Em quarto lugar, Lucas enfatiza a presença de testemunhas oculares e repetidamente se refere ao que eles viram com seus próprios olhos: “foi Jesus elevado às alturas, à vista deles, e uma nuvem o encobriu dos seus olhos. E, estando eles com os olhos fitos no céu, enquanto Jesus subia... Os dois anjos, então, lhes disseram: por que estais olhando para as alturas? Esse Jesus... assim virá do modo como o vistes subir”(At 1:9-11). Neste relato extremamente curto, por cinco vezes é enfatizado que a ascensão foi um acontecimento visível. Lucas não escreveu essas frases à toa. Ele tem muito a dizer em seus registros sobre a importância da confirmação do evangelho pelo testemunho dos apóstolos. E aqui ele inclui a ascensão de Jesus entre as verdades históricas que as testemunhas oculares podiam certificar(e certificaram). De fato, quando Judas é substituído, Pedro faz do batismo de João e da ascensão de Jesus o início e o fim do ministério público acerca do qual os apóstolos precisam testemunhar(Atos 1:22).

Em quinto lugar, não existe uma explicação alternativa para justificar o fim das aparições após a ressurreição e o fato de Jesus ter desaparecido da terra. O que, então, aconteceu a ele e por que ele deixou de aparecer? Qual foi a origem da tradição de que as suas aparições duraram quarenta dias exatos? Em vista da falta de outras respostas a essas perguntas, damos preferências à explicação para a qual há evidencias, ou seja, o período de quarenta dias começou com a ressurreição e terminou com a ascensão.

Em sexto lugar, a ascensão histórica e visível tinha um propósito inteligível. Jesus não precisava fazer uma viagem pelo espaço, e é tolice da parte de alguns críticos ridicularizarem sua ascensão, apresentando-o como o primeiro cosmonauta. Não, na transição de seu estado terreno para o celestial, Jesus poderia, perfeitamente, sumir como em outras ocasiões, voltando para o Pai secretamente, de forma invisível.
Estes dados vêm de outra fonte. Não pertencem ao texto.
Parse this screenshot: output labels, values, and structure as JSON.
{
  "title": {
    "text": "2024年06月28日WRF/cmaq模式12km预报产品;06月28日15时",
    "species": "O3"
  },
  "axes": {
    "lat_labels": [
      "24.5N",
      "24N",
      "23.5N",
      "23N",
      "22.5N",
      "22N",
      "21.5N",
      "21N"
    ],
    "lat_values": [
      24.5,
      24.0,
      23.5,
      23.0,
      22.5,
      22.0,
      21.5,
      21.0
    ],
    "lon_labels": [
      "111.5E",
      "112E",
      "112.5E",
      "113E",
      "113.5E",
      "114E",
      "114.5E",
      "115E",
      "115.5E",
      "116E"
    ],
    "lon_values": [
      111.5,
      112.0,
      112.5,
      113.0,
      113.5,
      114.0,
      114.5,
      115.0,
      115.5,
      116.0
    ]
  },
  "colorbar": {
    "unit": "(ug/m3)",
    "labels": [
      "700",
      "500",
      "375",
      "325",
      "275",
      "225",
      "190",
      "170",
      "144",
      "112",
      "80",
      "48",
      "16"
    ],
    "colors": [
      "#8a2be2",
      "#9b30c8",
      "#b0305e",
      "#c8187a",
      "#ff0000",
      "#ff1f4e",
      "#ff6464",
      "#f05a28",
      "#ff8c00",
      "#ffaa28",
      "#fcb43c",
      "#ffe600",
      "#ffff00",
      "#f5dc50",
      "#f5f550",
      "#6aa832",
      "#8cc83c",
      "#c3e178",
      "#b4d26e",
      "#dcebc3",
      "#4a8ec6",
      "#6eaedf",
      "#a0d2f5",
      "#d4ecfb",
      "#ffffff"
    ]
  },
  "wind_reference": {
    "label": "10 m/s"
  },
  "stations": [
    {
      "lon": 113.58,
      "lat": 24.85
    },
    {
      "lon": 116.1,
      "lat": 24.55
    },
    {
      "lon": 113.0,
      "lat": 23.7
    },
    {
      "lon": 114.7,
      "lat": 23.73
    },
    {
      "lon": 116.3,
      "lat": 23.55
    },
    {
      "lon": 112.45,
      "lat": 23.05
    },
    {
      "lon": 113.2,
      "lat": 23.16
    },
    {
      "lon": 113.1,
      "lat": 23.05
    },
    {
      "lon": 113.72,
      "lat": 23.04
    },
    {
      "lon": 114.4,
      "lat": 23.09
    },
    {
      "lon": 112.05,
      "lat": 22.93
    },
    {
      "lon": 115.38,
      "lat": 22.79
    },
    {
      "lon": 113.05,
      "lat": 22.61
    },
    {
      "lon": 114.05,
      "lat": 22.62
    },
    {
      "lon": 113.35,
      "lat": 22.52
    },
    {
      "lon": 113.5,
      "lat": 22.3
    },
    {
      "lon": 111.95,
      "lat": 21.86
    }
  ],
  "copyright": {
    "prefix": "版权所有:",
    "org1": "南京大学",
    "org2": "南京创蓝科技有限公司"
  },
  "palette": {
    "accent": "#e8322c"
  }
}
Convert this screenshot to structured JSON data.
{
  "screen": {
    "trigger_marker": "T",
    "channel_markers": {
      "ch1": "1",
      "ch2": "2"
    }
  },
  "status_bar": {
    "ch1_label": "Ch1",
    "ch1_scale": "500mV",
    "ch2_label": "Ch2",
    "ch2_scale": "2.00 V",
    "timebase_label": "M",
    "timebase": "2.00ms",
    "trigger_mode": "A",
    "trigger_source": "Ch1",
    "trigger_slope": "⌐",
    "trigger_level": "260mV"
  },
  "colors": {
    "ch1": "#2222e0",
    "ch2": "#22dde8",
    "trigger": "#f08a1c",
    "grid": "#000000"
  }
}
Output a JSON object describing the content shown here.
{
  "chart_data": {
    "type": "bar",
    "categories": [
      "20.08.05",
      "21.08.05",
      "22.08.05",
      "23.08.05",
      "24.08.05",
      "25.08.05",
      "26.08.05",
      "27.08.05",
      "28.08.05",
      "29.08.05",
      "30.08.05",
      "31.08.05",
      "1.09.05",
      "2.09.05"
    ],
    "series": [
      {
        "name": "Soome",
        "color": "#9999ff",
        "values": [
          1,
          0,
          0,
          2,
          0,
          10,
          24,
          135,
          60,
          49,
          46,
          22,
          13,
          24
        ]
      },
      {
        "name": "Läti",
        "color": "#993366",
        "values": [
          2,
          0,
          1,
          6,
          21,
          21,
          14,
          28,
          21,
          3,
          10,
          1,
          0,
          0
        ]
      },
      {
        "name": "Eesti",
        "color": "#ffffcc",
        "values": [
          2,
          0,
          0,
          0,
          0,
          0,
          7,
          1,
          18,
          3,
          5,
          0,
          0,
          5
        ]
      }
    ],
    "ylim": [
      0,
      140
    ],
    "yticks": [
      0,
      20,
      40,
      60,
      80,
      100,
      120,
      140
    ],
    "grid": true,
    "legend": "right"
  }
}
A razão para uma ascensão pública e visível certamente é que ele desejava que os discípulos soubessem que ele estava partindo de vez. Ele passou aqueles quarenta dias, aparecendo, desaparecendo e reaparecendo. Mas esse período havia terminado. Dessa vez, sua partida era definitiva. Portanto, eles não deviam aguardar uma outra aparição. Pelo contrário, deveriam esperar outra pessoa, o Espírito Santo(At 1:4). Pois o Espírito viria somente após a partida de Jesus, e então os discípulos estariam aptos a dar inicio à missão no poder que receberiam dele.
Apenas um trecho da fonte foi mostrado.